Burstein argues that in weighing the § 3553(a) factors, the district court failed to give proper weight to mitigating factors, including his status as a first-time offender,3 his advanced age, his health issues, and that he donated much of the money he received to charity. He also contends that the district court should have imposed a sentence of probation or home detention. We begin by observing that Burstein’s sentence was far below the 240-month statutory maximum and within the guidelines range. Although we do not presume that a sentence within the guidelines range is reasonable, we ordinarily expect it to be reasonable. See Hunt, 526 F.3d at 746. After considering the facts of the case, we are not left with a definite and firm conviction that the district court committed a clear error of judgment when it imposed a 48-month sentence, as opposed to a lower sentence or a sentence involving home confinement or probation. Burstein’s sentence was within the range of reasonable sentences that could be imposed in this case in light of the significant scale of Burstein’s criminal scheme, which involved the distribution of an addictive opiate.

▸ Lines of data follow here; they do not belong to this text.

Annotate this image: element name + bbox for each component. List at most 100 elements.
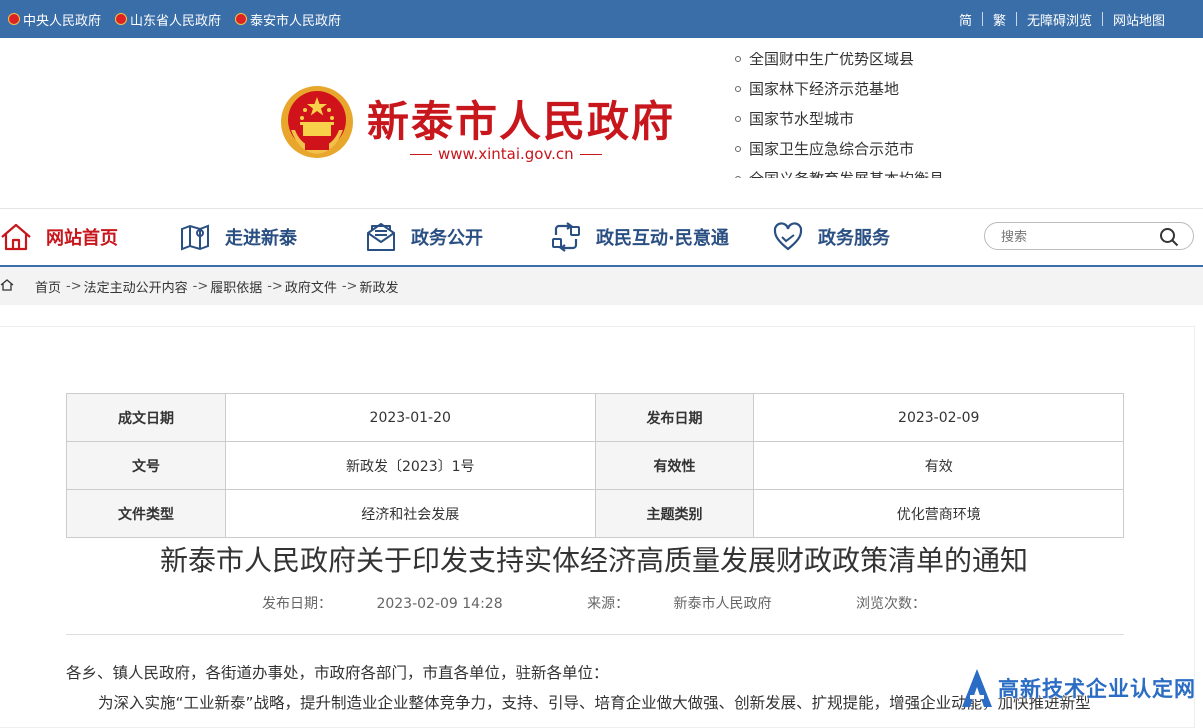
meta-value: 新政发〔2023〕1号: [224, 441, 596, 490]
view-count-label: 浏览次数：: [855, 596, 926, 612]
map-pin-icon: [181, 224, 209, 251]
top-links: 中央人民政府 山东省人民政府 泰安市人民政府: [8, 0, 341, 38]
toplink-label: 山东省人民政府: [130, 13, 222, 29]
honor-label: 国家节水型城市: [749, 110, 855, 128]
search-input[interactable]: [999, 226, 1153, 248]
honor-item[interactable]: 国家林下经济示范基地: [735, 74, 944, 104]
table-row: 成文日期 2023-01-20 发布日期 2023-02-09: [66, 393, 1124, 442]
site-title: 新泰市人民政府: [367, 97, 676, 146]
bullet-icon: [735, 146, 741, 152]
breadcrumb-separator: ->: [341, 278, 358, 294]
meta-key: 主题类别: [594, 489, 755, 538]
breadcrumb-item[interactable]: 新政发: [359, 277, 398, 296]
publish-date-value: 2023-02-09 14:28: [376, 596, 503, 612]
breadcrumb-home[interactable]: 首页: [35, 277, 61, 296]
top-bar: 中央人民政府 山东省人民政府 泰安市人民政府 简 繁 无障碍浏览 网站地图: [0, 0, 1203, 38]
meta-value: 经济和社会发展: [224, 489, 596, 538]
meta-value: 2023-01-20: [224, 393, 596, 442]
traditional-chinese-link[interactable]: 繁: [983, 10, 1016, 29]
honor-item[interactable]: 国家卫生应急综合示范市: [735, 134, 944, 164]
main-nav: 网站首页 走进新泰 政务公开 政民互动·民意通 政务服务: [0, 208, 1203, 268]
sitemap-link[interactable]: 网站地图: [1103, 10, 1175, 29]
top-tools: 简 繁 无障碍浏览 网站地图: [949, 0, 1175, 38]
accessibility-link[interactable]: 无障碍浏览: [1017, 10, 1102, 29]
source-value: 新泰市人民政府: [673, 596, 772, 612]
nav-gov-services[interactable]: 政务服务: [772, 209, 890, 265]
nav-gov-affairs-open[interactable]: 政务公开: [365, 209, 483, 265]
toplink-central-gov[interactable]: 中央人民政府: [8, 10, 101, 29]
publish-date: 发布日期： 2023-02-09 14:28: [242, 596, 523, 612]
home-icon: [1, 223, 31, 251]
honor-item[interactable]: 全国财中生广优势区域县: [735, 52, 944, 74]
site-header: 新泰市人民政府 www.xintai.gov.cn 全国财中生广优势区域县 国家…: [0, 38, 1203, 208]
national-emblem-icon: [281, 86, 353, 158]
toplink-shandong-gov[interactable]: 山东省人民政府: [115, 10, 221, 29]
simplified-chinese-link[interactable]: 简: [949, 10, 982, 29]
meta-key: 成文日期: [66, 393, 226, 442]
bullet-icon: [735, 86, 741, 92]
bullet-icon: [735, 116, 741, 122]
bullet-icon: [735, 56, 741, 62]
view-count: 浏览次数：: [836, 596, 946, 612]
honor-item[interactable]: 全国义务教育发展基本均衡县: [735, 164, 944, 178]
mail-icon: [367, 223, 395, 251]
meta-key: 发布日期: [594, 393, 755, 442]
bullet-icon: [735, 176, 741, 178]
watermark-logo-icon: [962, 669, 992, 707]
site-url-text: www.xintai.gov.cn: [438, 145, 574, 163]
emblem-icon: [8, 13, 20, 25]
honor-label: 国家林下经济示范基地: [749, 80, 900, 98]
divider: [66, 634, 1124, 635]
breadcrumb-bar: 首页 -> 法定主动公开内容 -> 履职依据 -> 政府文件 -> 新政发: [0, 267, 1203, 305]
honor-label: 全国义务教育发展基本均衡县: [749, 164, 944, 178]
heart-hand-icon: [773, 222, 803, 251]
toplink-label: 泰安市人民政府: [250, 13, 342, 29]
breadcrumb-item[interactable]: 履职依据: [210, 277, 262, 296]
table-row: 文件类型 经济和社会发展 主题类别 优化营商环境: [66, 489, 1124, 538]
emblem-icon: [235, 13, 248, 25]
nav-about-xintai[interactable]: 走进新泰: [179, 209, 297, 265]
meta-key: 文件类型: [66, 489, 226, 538]
nav-label: 网站首页: [46, 228, 118, 249]
meta-key: 文号: [66, 441, 226, 490]
honor-label: 国家卫生应急综合示范市: [749, 140, 915, 158]
search-box: [984, 222, 1194, 250]
site-url: www.xintai.gov.cn: [410, 145, 602, 163]
publish-date-label: 发布日期：: [262, 596, 332, 612]
breadcrumb-item[interactable]: 法定主动公开内容: [84, 277, 188, 296]
exchange-icon: [552, 222, 580, 252]
nav-label: 政民互动·民意通: [596, 228, 729, 249]
search-icon[interactable]: [1159, 227, 1179, 247]
document-meta-table: 成文日期 2023-01-20 发布日期 2023-02-09 文号 新政发〔2…: [66, 393, 1124, 538]
nav-home[interactable]: 网站首页: [0, 209, 118, 265]
breadcrumb: 首页 -> 法定主动公开内容 -> 履职依据 -> 政府文件 -> 新政发: [35, 267, 398, 305]
breadcrumb-item[interactable]: 政府文件: [285, 277, 337, 296]
breadcrumb-separator: ->: [267, 278, 283, 294]
meta-value: 优化营商环境: [753, 489, 1124, 538]
toplink-taian-gov[interactable]: 泰安市人民政府: [235, 10, 341, 29]
honor-item[interactable]: 国家节水型城市: [735, 104, 944, 134]
watermark: 高新技术企业认定网: [960, 664, 1196, 712]
toplink-label: 中央人民政府: [23, 13, 102, 29]
salutation-paragraph: 各乡、镇人民政府，各街道办事处，市政府各部门，市直各单位，驻新各单位：: [66, 664, 609, 682]
divider: [410, 153, 432, 155]
source-label: 来源：: [587, 596, 630, 612]
meta-key: 有效性: [594, 441, 755, 490]
meta-value: 有效: [753, 441, 1124, 490]
nav-label: 政务服务: [818, 228, 890, 249]
breadcrumb-separator: ->: [66, 278, 82, 294]
emblem-icon: [115, 13, 128, 25]
meta-value: 2023-02-09: [753, 393, 1124, 442]
home-icon: [0, 279, 14, 291]
honors-ticker: 全国财中生广优势区域县 国家林下经济示范基地 国家节水型城市 国家卫生应急综合示…: [735, 52, 995, 178]
nav-label: 走进新泰: [225, 228, 297, 249]
document-info: 发布日期： 2023-02-09 14:28 来源： 新泰市人民政府 浏览次数：: [0, 593, 1188, 613]
source: 来源： 新泰市人民政府: [567, 596, 791, 612]
nav-label: 政务公开: [411, 228, 483, 249]
nav-interaction[interactable]: 政民互动·民意通: [550, 209, 729, 265]
honor-label: 全国财中生广优势区域县: [749, 52, 915, 68]
watermark-text: 高新技术企业认定网: [998, 677, 1196, 701]
document-title: 新泰市人民政府关于印发支持实体经济高质量发展财政政策清单的通知: [159, 544, 1028, 577]
table-row: 文号 新政发〔2023〕1号 有效性 有效: [66, 441, 1124, 490]
breadcrumb-separator: ->: [192, 278, 209, 294]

For these reasons, we affirm Burstein’s sentence.
1. Citations in the form “Doc. #” refer to numbered entries on the district court’s docket.
2. Under § 3553(a), the district court is required to impose a sentence “sufficient, but not greater than necessary, to comply with the purposes” of the statute. 18 U.S.C. § 3553(a). These purposes include the need to: reflect the seriousness of the offense; promote respect for the law; provide just punishment; deter criminal conduct; protect the public from the defendant’s future criminal conduct; and effectively provide the defendant with educational or vocational training, medical care, or other correctional treatment. 18 U.S.C. § 3553(a)(2). The court must also consider the nature and circumstances of the offense, the history and characteristics of the defendant, the kinds of sentences available, the applicable guidelines range, the pertinent policy statements of the Sentencing Commission, the need to avoid unwarranted sentencing disparities, and the need to provide restitution to victims. Id. § 3553(a)(1), (3)-(7).
3. We note that the record does not support Burstein’s claim that he was a “true” first time offender who had no “prior (substantial) arrests.” Appellant’s Br. at 30. It’s true that Burstein was assigned no criminal history points. But he previously pled guilty to possession of listed chemicals with intent to manufacture methamphetamine and served 21 months in a federal prison. This conviction was not counted in his criminal history score because of its age. See U.S.S.G. § 4A1.2(e)(3).